Hay v. Social Security Administration, Commissioner of
MEMORANDUM AND ORDER granting 15 Motion to Remand. It is ordered that the decision after remand shall be REVERSED and that judgment shall be entered pursuant to the fourth sentence of 42 U.S.C. § 405(g) REMANDING the case for further proceedings consistent herewith. Signed by District Judge John W. Lungstrum on 04/11/2018. (ses)

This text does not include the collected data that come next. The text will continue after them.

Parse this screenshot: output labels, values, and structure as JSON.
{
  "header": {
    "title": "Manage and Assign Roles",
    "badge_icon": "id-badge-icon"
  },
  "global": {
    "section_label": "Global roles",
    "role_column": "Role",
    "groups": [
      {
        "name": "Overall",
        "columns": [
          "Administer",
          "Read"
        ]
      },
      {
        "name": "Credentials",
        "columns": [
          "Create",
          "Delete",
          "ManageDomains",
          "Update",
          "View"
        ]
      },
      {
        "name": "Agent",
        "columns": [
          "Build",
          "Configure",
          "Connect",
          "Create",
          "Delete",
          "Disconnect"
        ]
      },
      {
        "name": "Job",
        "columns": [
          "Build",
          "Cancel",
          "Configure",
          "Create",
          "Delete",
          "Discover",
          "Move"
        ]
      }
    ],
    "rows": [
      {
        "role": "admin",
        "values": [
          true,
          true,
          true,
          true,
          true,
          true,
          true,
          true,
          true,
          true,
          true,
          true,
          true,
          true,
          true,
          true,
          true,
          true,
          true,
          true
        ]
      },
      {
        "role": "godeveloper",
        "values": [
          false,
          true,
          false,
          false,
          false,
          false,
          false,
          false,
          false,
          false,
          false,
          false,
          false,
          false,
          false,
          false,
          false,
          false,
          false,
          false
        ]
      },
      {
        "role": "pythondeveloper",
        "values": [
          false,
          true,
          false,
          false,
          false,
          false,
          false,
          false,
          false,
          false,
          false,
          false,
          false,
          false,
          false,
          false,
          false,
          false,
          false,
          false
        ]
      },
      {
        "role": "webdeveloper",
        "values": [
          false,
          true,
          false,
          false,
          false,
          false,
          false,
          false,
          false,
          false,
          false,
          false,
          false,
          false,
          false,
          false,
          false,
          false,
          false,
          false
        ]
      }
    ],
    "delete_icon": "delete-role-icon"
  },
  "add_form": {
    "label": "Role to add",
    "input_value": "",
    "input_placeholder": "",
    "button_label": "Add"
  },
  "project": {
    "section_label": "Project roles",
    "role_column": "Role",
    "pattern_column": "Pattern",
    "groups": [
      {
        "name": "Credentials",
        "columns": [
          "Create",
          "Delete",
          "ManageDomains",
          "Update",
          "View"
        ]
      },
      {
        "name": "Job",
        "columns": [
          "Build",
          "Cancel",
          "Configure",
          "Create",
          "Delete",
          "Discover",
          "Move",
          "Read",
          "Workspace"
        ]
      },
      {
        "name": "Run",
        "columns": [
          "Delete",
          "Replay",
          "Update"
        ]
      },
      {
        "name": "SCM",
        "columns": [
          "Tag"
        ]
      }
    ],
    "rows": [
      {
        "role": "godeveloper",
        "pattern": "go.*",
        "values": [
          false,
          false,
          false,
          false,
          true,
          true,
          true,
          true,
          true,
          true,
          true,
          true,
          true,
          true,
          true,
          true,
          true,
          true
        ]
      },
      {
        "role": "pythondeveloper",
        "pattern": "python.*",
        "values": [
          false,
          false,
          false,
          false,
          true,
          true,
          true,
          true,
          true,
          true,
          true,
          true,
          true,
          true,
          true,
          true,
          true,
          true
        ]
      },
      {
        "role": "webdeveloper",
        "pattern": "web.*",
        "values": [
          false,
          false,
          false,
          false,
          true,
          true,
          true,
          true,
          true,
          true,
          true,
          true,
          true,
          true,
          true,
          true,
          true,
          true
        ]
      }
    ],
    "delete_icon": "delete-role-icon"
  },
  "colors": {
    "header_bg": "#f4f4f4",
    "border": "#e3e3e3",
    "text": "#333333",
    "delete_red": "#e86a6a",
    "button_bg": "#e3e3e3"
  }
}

IN THE UNITED STATES DISTRICT COURT
FOR THE DISTRICT OF KANSAS
THOMAS S. HAY,
o/b/o VICKI J. HAY, deceased
NANCY A. BERRYHILL,
Acting Commissioner of Social Security,
MEMORANDUM AND ORDER
Plaintiff seeks review of a partially favorable decision of the Acting
Commissioner of Social Security (hereinafter Commissioner) denying Disability
Insurance Benefits (DIB) for 2007 and 2008 but awarding benefits thereafter pursuant to
sections 216(i) and 223 of the Social Security Act, 42 U.S.C. §§ 416(i) and 423
(hereinafter the Act) continuing until the death of Plaintiff’s decedent (hereinafter
claimant) on May 27, 2016. Because both parties acknowledge error in the
Commissioner’s decision after remand, and finding no justification to remand for an
immediate award of benefits as Plaintiff requests, the court ORDERS that the
Commissioner’s final decision after remand shall be REVERSED and that judgment shall
be entered pursuant to the fourth sentence of 42 U.S.C. § 405(g) REMANDING the case
for further proceedings consistent with this opinion.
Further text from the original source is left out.